WTF why am I in the Atlanta airport?
Yeah i mean there's 3 guys fighting over me. It would just be bitchy of me not to get with at least 1.
She sang Bad Romance to me. Not really the answer I was looking for.
True friendship; bangin a girl to get ur friends hat back
Got one of only two perfect scores in the class on the quiz I took drunk. This is not a good thing for me to have learned about myself.
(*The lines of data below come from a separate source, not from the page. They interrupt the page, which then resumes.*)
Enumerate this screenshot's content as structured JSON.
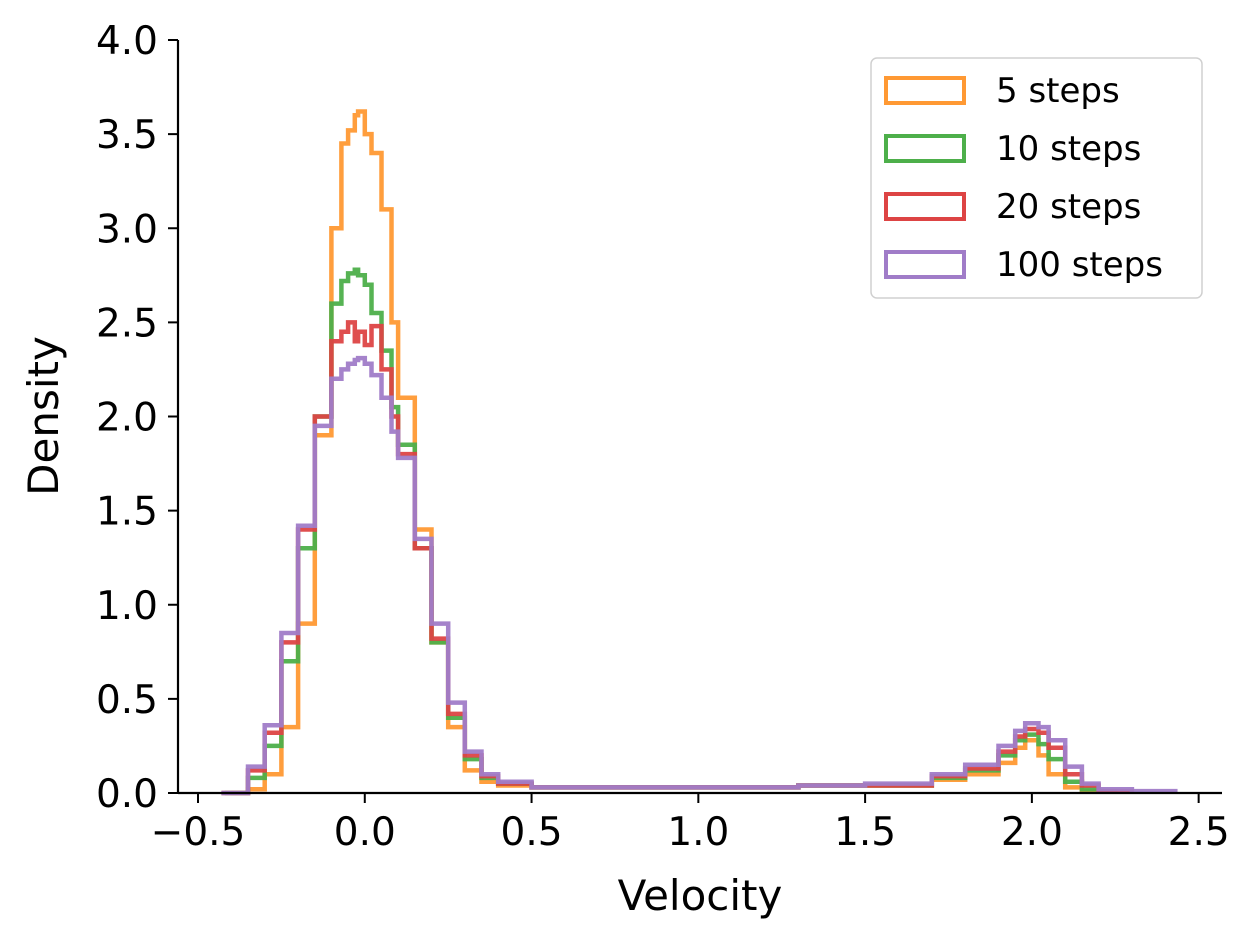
{
  "chart_data": {
    "type": "histogram-step",
    "xlabel": "Velocity",
    "ylabel": "Density",
    "xlim": [
      -0.56,
      2.57
    ],
    "ylim": [
      0,
      4.0
    ],
    "xticks": [
      -0.5,
      0.0,
      0.5,
      1.0,
      1.5,
      2.0,
      2.5
    ],
    "xtick_labels": [
      "−0.5",
      "0.0",
      "0.5",
      "1.0",
      "1.5",
      "2.0",
      "2.5"
    ],
    "yticks": [
      0.0,
      0.5,
      1.0,
      1.5,
      2.0,
      2.5,
      3.0,
      3.5,
      4.0
    ],
    "ytick_labels": [
      "0.0",
      "0.5",
      "1.0",
      "1.5",
      "2.0",
      "2.5",
      "3.0",
      "3.5",
      "4.0"
    ],
    "legend_position": "top-right",
    "grid": false,
    "series": [
      {
        "name": "5 steps",
        "color": "#ff9933",
        "x": [
          -0.4,
          -0.35,
          -0.3,
          -0.25,
          -0.2,
          -0.15,
          -0.1,
          -0.07,
          -0.05,
          -0.03,
          -0.02,
          0.0,
          0.02,
          0.05,
          0.08,
          0.1,
          0.15,
          0.2,
          0.25,
          0.3,
          0.35,
          0.4,
          0.5,
          0.7,
          1.0,
          1.3,
          1.5,
          1.7,
          1.8,
          1.9,
          1.95,
          1.98,
          2.02,
          2.05,
          2.1,
          2.15,
          2.2
        ],
        "y": [
          0.0,
          0.02,
          0.1,
          0.35,
          0.9,
          1.9,
          3.0,
          3.45,
          3.52,
          3.6,
          3.62,
          3.5,
          3.4,
          3.1,
          2.5,
          2.1,
          1.4,
          0.8,
          0.35,
          0.12,
          0.06,
          0.04,
          0.03,
          0.03,
          0.03,
          0.04,
          0.04,
          0.07,
          0.1,
          0.16,
          0.24,
          0.28,
          0.2,
          0.1,
          0.03,
          0.01,
          0.0
        ]
      },
      {
        "name": "10 steps",
        "color": "#4daf4a",
        "x": [
          -0.42,
          -0.35,
          -0.3,
          -0.25,
          -0.2,
          -0.15,
          -0.1,
          -0.07,
          -0.05,
          -0.03,
          -0.02,
          0.0,
          0.02,
          0.05,
          0.08,
          0.1,
          0.15,
          0.2,
          0.25,
          0.3,
          0.35,
          0.4,
          0.5,
          0.7,
          1.0,
          1.3,
          1.5,
          1.7,
          1.8,
          1.9,
          1.95,
          1.98,
          2.02,
          2.05,
          2.1,
          2.15,
          2.2,
          2.25
        ],
        "y": [
          0.0,
          0.08,
          0.25,
          0.7,
          1.3,
          2.0,
          2.6,
          2.72,
          2.76,
          2.78,
          2.75,
          2.7,
          2.55,
          2.35,
          2.05,
          1.85,
          1.3,
          0.8,
          0.4,
          0.18,
          0.08,
          0.05,
          0.03,
          0.03,
          0.03,
          0.04,
          0.04,
          0.08,
          0.12,
          0.2,
          0.28,
          0.31,
          0.26,
          0.18,
          0.06,
          0.02,
          0.01,
          0.0
        ]
      },
      {
        "name": "20 steps",
        "color": "#dd4444",
        "x": [
          -0.43,
          -0.35,
          -0.3,
          -0.25,
          -0.2,
          -0.15,
          -0.1,
          -0.07,
          -0.05,
          -0.03,
          -0.02,
          0.0,
          0.02,
          0.05,
          0.08,
          0.1,
          0.15,
          0.2,
          0.25,
          0.3,
          0.35,
          0.4,
          0.5,
          0.7,
          1.0,
          1.3,
          1.5,
          1.7,
          1.8,
          1.9,
          1.95,
          1.98,
          2.02,
          2.05,
          2.1,
          2.15,
          2.2,
          2.3
        ],
        "y": [
          0.0,
          0.12,
          0.32,
          0.8,
          1.4,
          2.0,
          2.4,
          2.45,
          2.5,
          2.4,
          2.45,
          2.38,
          2.48,
          2.25,
          2.0,
          1.8,
          1.3,
          0.82,
          0.42,
          0.2,
          0.09,
          0.05,
          0.03,
          0.03,
          0.03,
          0.04,
          0.04,
          0.09,
          0.13,
          0.22,
          0.3,
          0.34,
          0.32,
          0.24,
          0.1,
          0.04,
          0.01,
          0.0
        ]
      },
      {
        "name": "100 steps",
        "color": "#a07cc8",
        "x": [
          -0.43,
          -0.35,
          -0.3,
          -0.25,
          -0.2,
          -0.15,
          -0.1,
          -0.07,
          -0.05,
          -0.03,
          -0.02,
          0.0,
          0.02,
          0.05,
          0.08,
          0.1,
          0.15,
          0.2,
          0.25,
          0.3,
          0.35,
          0.4,
          0.5,
          0.7,
          1.0,
          1.3,
          1.5,
          1.7,
          1.8,
          1.9,
          1.95,
          1.98,
          2.02,
          2.05,
          2.1,
          2.15,
          2.2,
          2.3,
          2.43
        ],
        "y": [
          0.0,
          0.14,
          0.36,
          0.85,
          1.42,
          1.95,
          2.2,
          2.25,
          2.28,
          2.3,
          2.31,
          2.28,
          2.22,
          2.1,
          1.92,
          1.78,
          1.35,
          0.9,
          0.48,
          0.22,
          0.1,
          0.06,
          0.03,
          0.03,
          0.03,
          0.04,
          0.05,
          0.1,
          0.15,
          0.25,
          0.33,
          0.37,
          0.35,
          0.28,
          0.14,
          0.05,
          0.02,
          0.01,
          0.0
        ]
      }
    ]
  }
}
He poured all of the vodka into the sweet tea and said that tomorrow it would be called 'surprise drunk.' then we had sex.
I thought he was joking about the hundred beer challenge until two guys showed up with a camera and boom mic. This cabin party is going to be fucked
i dont trust my judgment anymore so im only going to fuck guys who can donate blood at the red cross. they have standards.
Nothing quite like coming out of an alcohol induced blackout walking down Spruill Avenue carrying a silver briefcase full of IT tools you don't know where they came from. This is my life.
Well, I just did coke with a drag queen in a bathroom so that's the direction this night is taking
Found out last night that "Everclear" is Spanish for "shit got weird"...
I have a theory that years from now they will be with women who despise me because of what I trained their husbands to like.
Sounds like either a very good Friday night or a very bad Saturday morning.
You seemed underwhelmed by my smooth, smooth ass
I’ve chosen to watch a Mercedes station wagon drive around the Austrian in the rain because it’s live sports. If that doesn’t explain 2020, I don’t know what does.